Comparative Analysis of Particle Swarm Optimization and Whale Optimization Algorithm for Medical Image Enhancement
Keywords:
Medical image enhancement, Metaheuristic optimization, Particle swarm optimization, Whale optimization algorithm, Diagnostic accuracy.Abstract
Medical images play a critical role in diagnosing and treating various diseases, making their quality a crucial factor in clinical decision-making. However, raw medical images often suffer from issues such as low contrast, noise, blurring, and poor illumination, which can erase important anatomical details and reduce diagnostic accuracy. Histogram equalization and unsharp masking are the classic methods of enhancing images, which can be effective, although they frequently do not effectively trade-off between contrast enhancement and noise reduction. Therefore, advanced and intelligent image enhancement methods are crucial for ensuring more precise visualization of critical features, such as tumours, blood vessels, and tissue structures. Metaheuristic optimization methods (MOAs) are frequently applied for image optimization task, especially, in the circumstance of medical image enhancement (MIE).

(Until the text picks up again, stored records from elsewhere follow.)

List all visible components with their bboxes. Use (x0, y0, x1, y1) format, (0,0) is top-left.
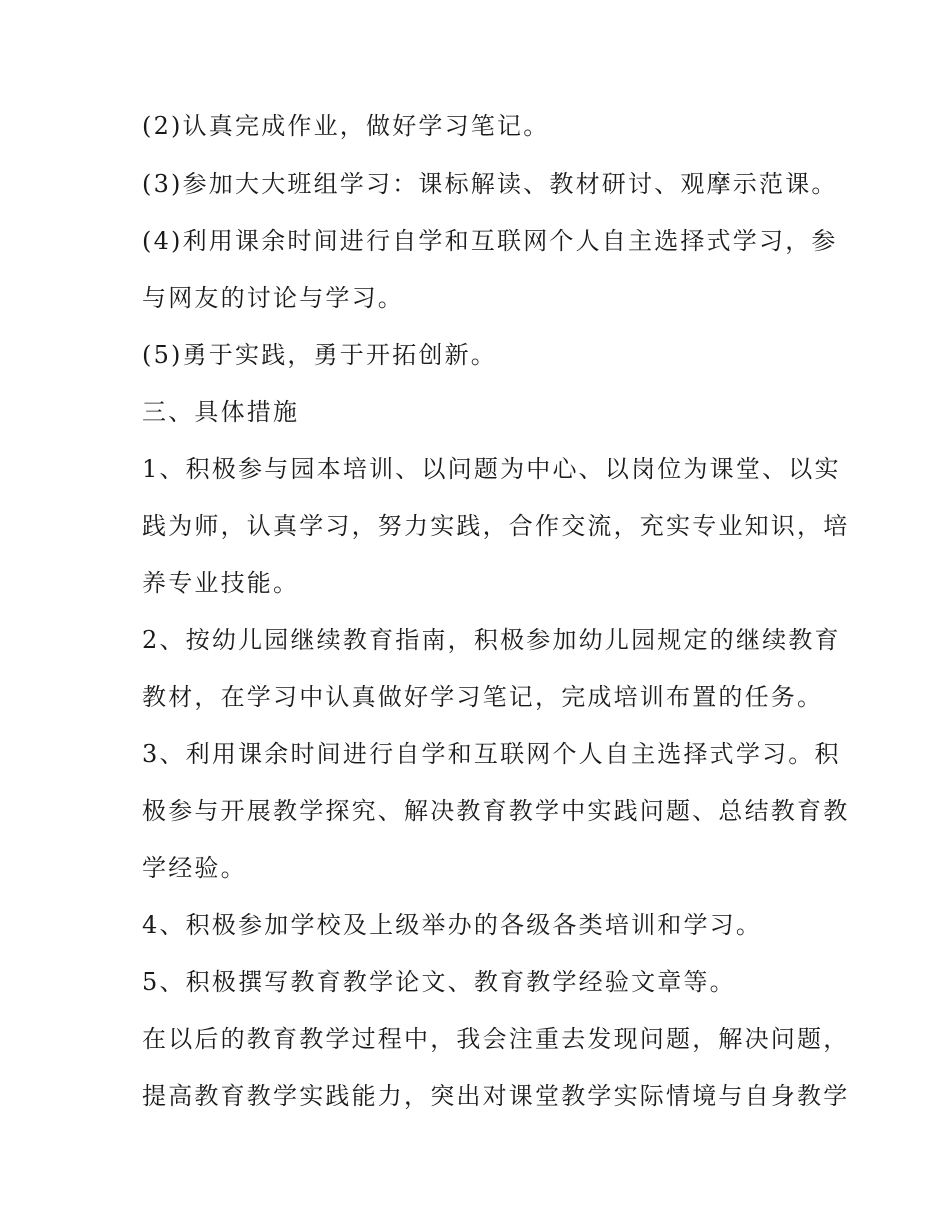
text-line: (3)参加大大班组学习：课标解读、教材研讨、观摩示范课。 (142, 170, 838, 198)
text-line: 践为师，认真学习，努力实践，合作交流，充实专业知识，培 (142, 512, 850, 540)
text-line: 在以后的教育教学过程中，我会注重去发现问题，解决问题， (142, 1025, 850, 1053)
text-line: 3、利用课余时间进行自学和互联网个人自主选择式学习。积 (142, 740, 841, 768)
text-line: (5)勇于实践，勇于开拓创新。 (142, 341, 497, 369)
text-line: 与网友的讨论与学习。 (142, 284, 404, 312)
text-line: 教材，在学习中认真做好学习笔记，完成培训布置的任务。 (142, 683, 824, 711)
section-heading: 三、具体措施 (142, 398, 300, 426)
text-line: 学经验。 (142, 854, 247, 882)
text-line: 4、积极参加学校及上级举办的各级各类培训和学习。 (142, 911, 763, 939)
text-line: 2、按幼儿园继续教育指南，积极参加幼儿园规定的继续教育 (142, 626, 841, 654)
text-line: (2)认真完成作业，做好学习笔记。 (142, 112, 550, 140)
text-line: 5、积极撰写教育教学论文、教育教学经验文章等。 (142, 968, 736, 996)
text-line: 养专业技能。 (142, 569, 300, 597)
text-line: 提高教育教学实践能力，突出对课堂教学实际情境与自身教学 (142, 1082, 850, 1110)
text-line: 1、积极参与园本培训、以问题为中心、以岗位为课堂、以实 (142, 455, 841, 483)
text-line: 极参与开展教学探究、解决教育教学中实践问题、总结教育教 (142, 797, 850, 825)
text-line: (4)利用课余时间进行自学和互联网个人自主选择式学习，参 (142, 227, 838, 255)
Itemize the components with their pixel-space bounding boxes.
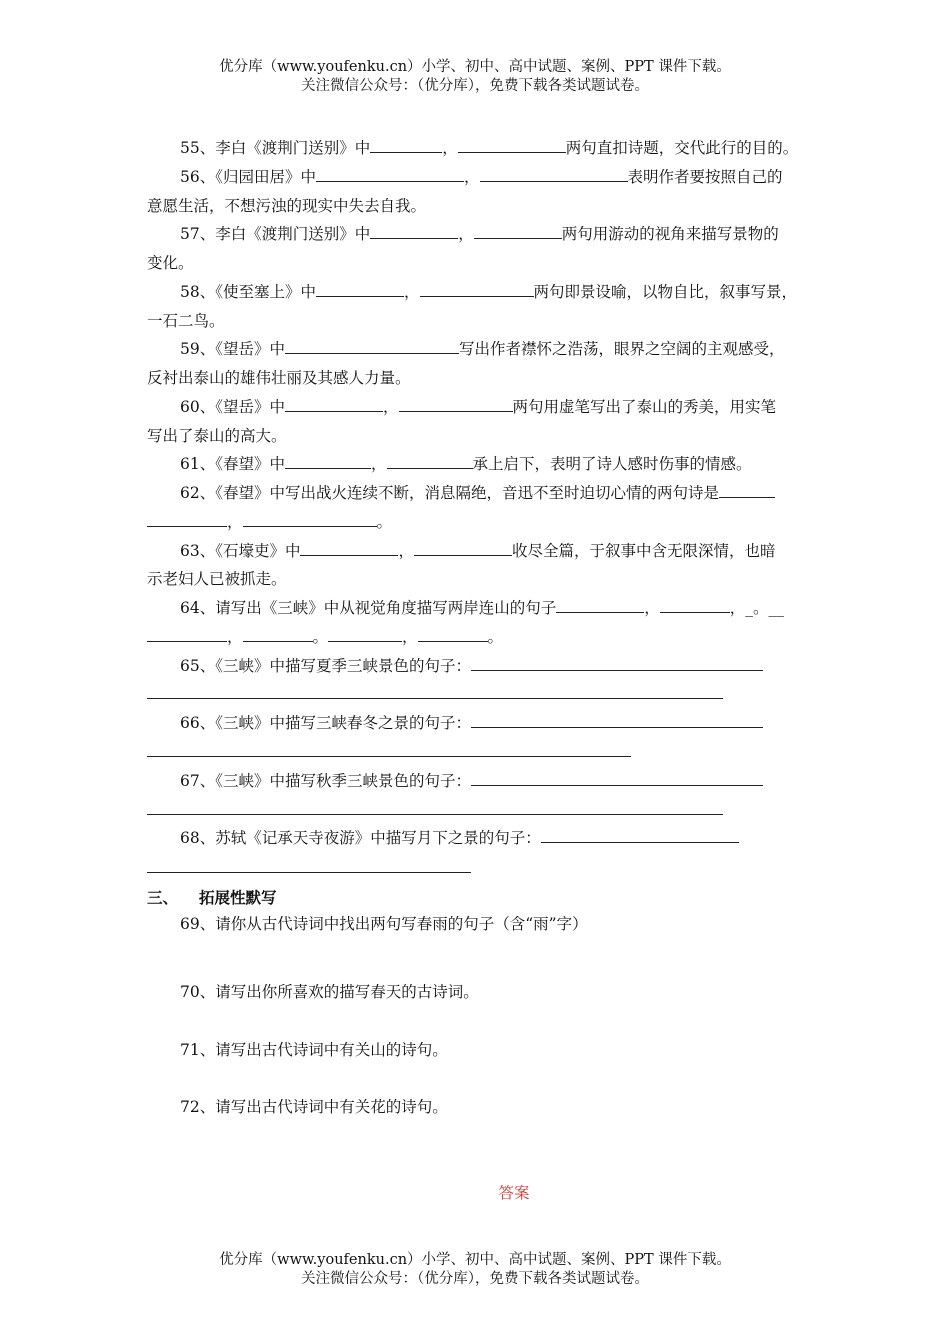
question-59-continuation: 反衬出泰山的雄伟壮丽及其感人力量。 [147,369,411,387]
answer-blank[interactable] [471,713,763,728]
question-65: 65、《三峡》中描写夏季三峡景色的句子： [180,656,763,676]
answer-blank[interactable] [285,339,459,354]
question-64-continuation: ， 。 ， 。 [147,627,503,647]
question-62-continuation: ， 。 [147,512,392,532]
answer-blank[interactable] [387,454,473,469]
answer-blank[interactable] [471,771,763,786]
question-55: 55、李白《渡荆门送别》中 ， 两句直扣诗题，交代此行的目的。 [180,139,799,157]
header-line-1: 优分库（www.youfenku.cn）小学、初中、高中试题、案例、PPT 课件下载。 [219,59,731,75]
answer-blank[interactable] [370,224,458,239]
answer-heading: 答案 [498,1184,530,1202]
question-60-continuation: 写出了泰山的高大。 [147,427,287,445]
answer-blank[interactable] [480,167,628,182]
question-60: 60、《望岳》中 ， 两句用虚笔写出了泰山的秀美，用实笔 [180,398,777,416]
question-70: 70、请写出你所喜欢的描写春天的古诗词。 [180,983,479,1001]
question-57: 57、李白《渡荆门送别》中 ， 两句用游动的视角来描写景物的 [180,225,779,243]
answer-blank[interactable] [316,282,404,297]
answer-blank[interactable] [471,656,763,671]
answer-blank[interactable] [399,397,513,412]
answer-blank[interactable] [418,627,488,642]
answer-line[interactable] [147,698,723,699]
header-line-2: 关注微信公众号：（优分库），免费下载各类试题试卷。 [301,78,649,94]
question-69: 69、请你从古代诗词中找出两句写春雨的句子（含“雨”字） [180,915,588,933]
answer-blank[interactable] [660,598,730,613]
question-56-continuation: 意愿生活，不想污浊的现实中失去自我。 [147,197,427,215]
footer-line-2: 关注微信公众号：（优分库），免费下载各类试题试卷。 [301,1271,649,1287]
question-66: 66、《三峡》中描写三峡春冬之景的句子： [180,713,763,733]
answer-line[interactable] [147,756,631,757]
question-68: 68、苏轼《记承天寺夜游》中描写月下之景的句子： [180,828,739,848]
question-67: 67、《三峡》中描写秋季三峡景色的句子： [180,771,763,791]
answer-blank[interactable] [474,224,562,239]
answer-blank[interactable] [556,598,644,613]
answer-blank[interactable] [316,167,464,182]
question-61: 61、《春望》中 ， 承上启下，表明了诗人感时伤事的情感。 [180,455,752,473]
answer-line[interactable] [147,814,723,815]
answer-blank[interactable] [147,627,227,642]
answer-blank[interactable] [370,138,442,153]
answer-blank[interactable] [147,512,227,527]
answer-blank[interactable] [285,454,371,469]
answer-blank[interactable] [300,541,398,556]
answer-blank[interactable] [414,541,512,556]
answer-blank[interactable] [420,282,534,297]
answer-blank[interactable] [285,397,383,412]
question-64: 64、请写出《三峡》中从视觉角度描写两岸连山的句子 ， ，_。__ [180,599,785,617]
question-57-continuation: 变化。 [147,254,194,272]
answer-blank[interactable] [328,627,402,642]
answer-blank[interactable] [541,828,739,843]
question-56: 56、《归园田居》中 ， 表明作者要按照自己的 [180,168,783,186]
question-72: 72、请写出古代诗词中有关花的诗句。 [180,1098,448,1116]
answer-line[interactable] [147,872,471,873]
answer-blank[interactable] [719,483,775,498]
answer-blank[interactable] [243,512,377,527]
question-62: 62、《春望》中写出战火连续不断，消息隔绝，音迅不至时迫切心情的两句诗是 [180,483,775,503]
question-71: 71、请写出古代诗词中有关山的诗句。 [180,1041,448,1059]
section-heading-3: 三、 拓展性默写 [147,889,277,907]
question-58-continuation: 一石二鸟。 [147,312,225,330]
answer-blank[interactable] [458,138,566,153]
question-59: 59、《望岳》中 写出作者襟怀之浩荡，眼界之空阔的主观感受， [180,340,785,358]
footer-line-1: 优分库（www.youfenku.cn）小学、初中、高中试题、案例、PPT 课件下载。 [219,1252,731,1268]
answer-blank[interactable] [243,627,313,642]
question-63: 63、《石壕吏》中 ， 收尽全篇，于叙事中含无限深情，也暗 [180,542,776,560]
question-63-continuation: 示老妇人已被抓走。 [147,570,287,588]
question-58: 58、《使至塞上》中 ， 两句即景设喻，以物自比，叙事写景， [180,283,798,301]
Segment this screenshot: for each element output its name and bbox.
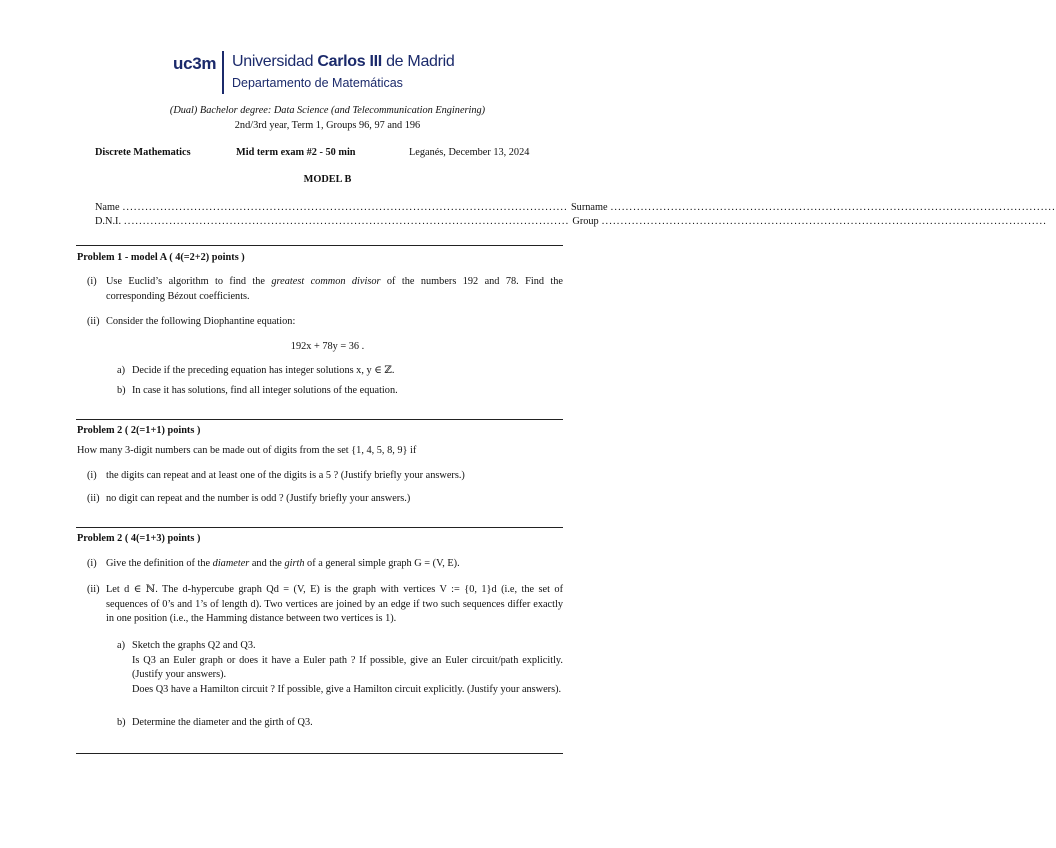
sub-text: Decide if the preceding equation has integer solutions x, y ∈ ℤ. (132, 365, 395, 376)
divider (76, 753, 563, 754)
item-text: Give the definition of the diameter and the girth of a general simple graph G = (V, E). (106, 558, 460, 569)
problem-2-item-ii (77, 492, 563, 508)
name-field[interactable]: ...................................................................................................................... (122, 202, 568, 213)
group-field[interactable]: ...................................................................................................................... (601, 216, 1048, 227)
place-date: Leganés, December 13, 2024 (409, 147, 530, 158)
surname-label: Surname (570, 202, 608, 213)
problem-3-sub-b (117, 716, 563, 732)
item-text: no digit can repeat and the number is odd ? (Justify briefly your answers.) (106, 493, 411, 504)
problem-1-title: Problem 1 - model A ( 4(=2+2) points ) (77, 252, 245, 263)
surname-field[interactable]: ...................................................................................................................... (610, 202, 1056, 213)
year-line: 2nd/3rd year, Term 1, Groups 96, 97 and 196 (234, 120, 421, 131)
problem-3-sub-a (117, 639, 563, 715)
degree-line: (Dual) Bachelor degree: Data Science (and Telecommunication Enginering) (169, 105, 486, 116)
item-number: (i) (87, 558, 97, 569)
dni-field[interactable]: ...................................................................................................................... (124, 216, 570, 227)
model-label: MODEL B (303, 174, 352, 185)
exam-title: Mid term exam #2 - 50 min (236, 147, 356, 158)
item-number: (ii) (87, 584, 100, 595)
problem-2-title: Problem 2 ( 2(=1+1) points ) (77, 425, 201, 436)
course-title: Discrete Mathematics (95, 147, 191, 158)
problem-1-item-i (77, 275, 563, 305)
item-text: Consider the following Diophantine equation: (106, 316, 296, 327)
dni-group-row (95, 215, 1048, 230)
divider (76, 527, 563, 528)
item-text: Use Euclid’s algorithm to find the greatest common divisor of the numbers 192 and 78. Find the corresponding Bézout coefficients. (106, 276, 563, 302)
problem-2-intro: How many 3-digit numbers can be made out of digits from the set {1, 4, 5, 8, 9} if (77, 445, 417, 456)
diophantine-equation: 192x + 78y = 36 . (290, 341, 365, 352)
problem-1-sub-a (117, 364, 563, 380)
logo-short: uc3m (173, 54, 217, 73)
logo-divider (222, 51, 224, 94)
university-name: Universidad Carlos III de Madrid (232, 53, 455, 70)
item-number: (ii) (87, 316, 100, 327)
problem-2-item-i (77, 469, 563, 485)
sub-text: Determine the diameter and the girth of Q3. (132, 717, 313, 728)
sub-number: a) (117, 640, 125, 651)
item-number: (i) (87, 276, 97, 287)
group-label: Group (572, 216, 599, 227)
item-number: (i) (87, 470, 97, 481)
sub-text: In case it has solutions, find all integer solutions of the equation. (132, 385, 398, 396)
item-text: Let d ∈ ℕ. The d-hypercube graph Qd = (V, E) is the graph with vertices V := {0, 1}d (i.e, the set of sequences of 0’s and 1’s of length d). Two vertices are joined by an edge if two such sequences differ exactly in one position (i.e., the Hamming distance between two vertices is 1). (106, 584, 563, 625)
problem-3-item-i (77, 557, 563, 573)
dni-label: D.N.I. (95, 216, 122, 227)
name-surname-row (95, 201, 1056, 216)
sub-number: a) (117, 365, 125, 376)
sub-number: b) (117, 717, 126, 728)
problem-1-item-ii (77, 315, 563, 331)
item-number: (ii) (87, 493, 100, 504)
name-label: Name (95, 202, 120, 213)
sub-text: Sketch the graphs Q2 and Q3. Is Q3 an Euler graph or does it have a Euler path ? If possible, give an Euler circuit/path explicitly. (Justify your answers). Does Q3 have a Hamilton circuit ? If possible, give a Hamilton circuit explicitly. (Justify your answers). (132, 640, 563, 695)
problem-1-sub-b (117, 384, 563, 400)
sub-number: b) (117, 385, 126, 396)
divider (76, 419, 563, 420)
divider (76, 245, 563, 246)
university-logo (0, 49, 655, 99)
problem-3-item-ii (77, 583, 563, 629)
item-text: the digits can repeat and at least one of the digits is a 5 ? (Justify briefly your answers.) (106, 470, 465, 481)
department-name: Departamento de Matemáticas (232, 76, 403, 90)
problem-3-title: Problem 2 ( 4(=1+3) points ) (77, 533, 201, 544)
exam-info-row (0, 146, 655, 162)
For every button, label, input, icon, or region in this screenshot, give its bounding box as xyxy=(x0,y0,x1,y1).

Nevertheless, as the rate of newer MOAs proposed in the literature continues to escalate, a question arises and whether there are any meaningful differences between these various MOAs and specifically in terms of MIE. This paper will compare two metaheuristic algorithms, particle swarm optimization (PSO) and whale optimization algorithm (WOA) in the process of medical image enhancement. In the study, we utilize a practical evaluation function and transformation function on both MOAs. Medical images were then taken from the Medpix dataset where the representative samples were taken across the various parts of the body to carry out MIE evaluation. Results show that WOA algorithm performed slightly better than PSO in the selected performance metrics, for example for number of edges WOA produced 4724 while PSO produced 4623. Findings further show that both metaheuristic algorithms enhance medical images, which will improve medical diagnosis and decision-making, thereby saving more lives.